Perlukah Sertifikasi IT bagi Fresh Graduate?

April 13th, 2008 | by MCA |

mcp Beberapa waktu lalu, seorang rekan yang segera lulus kuliah menanyakan, apakah perlu mengambil sertifikasi IT seperti CCNA, MCSE, MCSD untuk menambah daya saing di pasar kerja. Teman saya, sebut saja namanya si A, sangat tertarik untuk mendapatkan sertifikat MCPD dan MCITP (SQL 2005), karena dia ingin berkarir di bidang software development dan database.

Tanpa bermaksud mengecilkan semangat si A, saya menyarankan agar dia mengambil ujian level MCTS saja. Pertimbangan utama dari saran tersebut adalah: sertifikasi ditujukan untuk menguji pengalaman di dunia nyata, dan bukan sekedar teori.
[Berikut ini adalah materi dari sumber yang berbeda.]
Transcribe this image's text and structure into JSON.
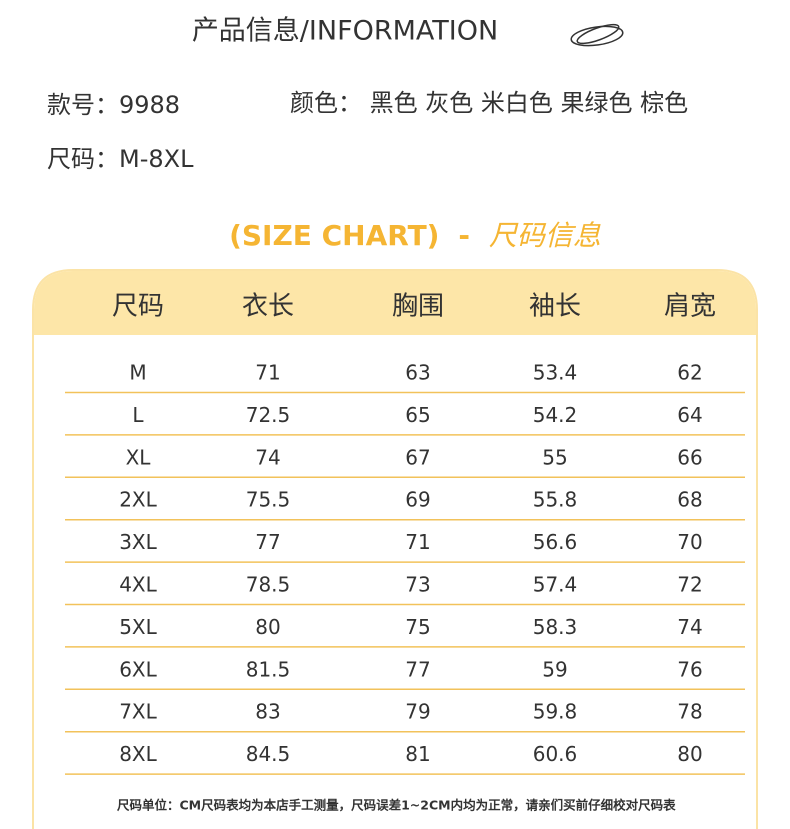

Seorang fresh graduate yang terlihat over certified justru menimbulkan tanda tanya bagi recruiter, apakah memang benar-benar menguasai area tersebut, atau sekedar paper certified.

Berikut beberapa saran saya bagi para fresh graduate atau yang akan segera lulus, berkaitan dengan jenis sertifikasi IT yang dapat digunakan untuk menambah daya saing dalam melamar kerja.

Semua recruiter maklum bahwa tidak ada fresh graduate yang langsung siap kerja. Bahkan seorang profesional berpengalaman pun perlu waktu 1-2 minggu untuk beradaptasi dengan lingkungan baru. Karena itu memiliki sertifikasi level tinggi seperti MCPD, MCSD, MCITP, atau CCNP tidak banyak menolong dalam pertimbangan recruiter. Seorang interviewer berpengalaman akan lebih berkonsentrasi pada potensi intelektual, kecerdasan, dan kemauan untuk belajar daripada sederet sertifikat. Selain itu, IPK minimal 3.0 juga sangat membantu membuktikan potensi intelektual ;).

MCTS_Network_Infrastructure Sertifikasi yang sesuai untuk para fresh graduate adalah level teknis, untuk membuktikan bahwa seseorang menguasai aspek fundamental suatu teknologi, dan selalu mengikuti perkembangan terbaru. Jika Anda tertarik dengan produk Microsoft, pilih saja level MCTS. Tersedia berbagai spesialisasi MCTS antara lain web application, windows apps, atau distributed apps. Untuk bidang networking tersedia level MCP dan MCTS Windows Server 2008. Untuk produk Cisco bisa diambil level CCNA atau program Cisco Academy. Dengan memiliki sertifikat tersebut, maka recruiter akan memahami bahwa Anda memiliki nilai plus, tanpa memberi kesan over certified.

Mengambil ujian sertifikasi membutuhkan waktu, tenaga, dan biaya yang tidak sedikit. Biaya ujian per modul Microsoft sekitar Rp.550.000,-, sedangkan untuk Cisco lebih mahal lagi. Hemat waktu dan tenaga untuk hal-hal lain yang lebih penting.

Merujuk pada situs web Microsoft, sertifikasi MCPD dan MCITP digilongkan sebagai level lanjut bagu para professional IT dengan pengalaman minimal 3-4 tahun. Seperti kata pepatah: pengalaman adalah guru yang terbaik. Nothing replace the hands-on expereinces. Seorang fresh grad yang menyandang MCPD sebenarnya hanya menegasakan bahwa yang bersangkutan kemungkinan besar adalah paper certified ;).

Selain sertifikasi, sertakan berbagai proyek part time dan pengalaman organisasi dalam CV Anda. Tunjukkan bahwa Anda adalah seorang yang suka belajar, bekerja keras, dan mudah beradaptasi. Aspek ini lebih penting bagi seorang fresh grad :).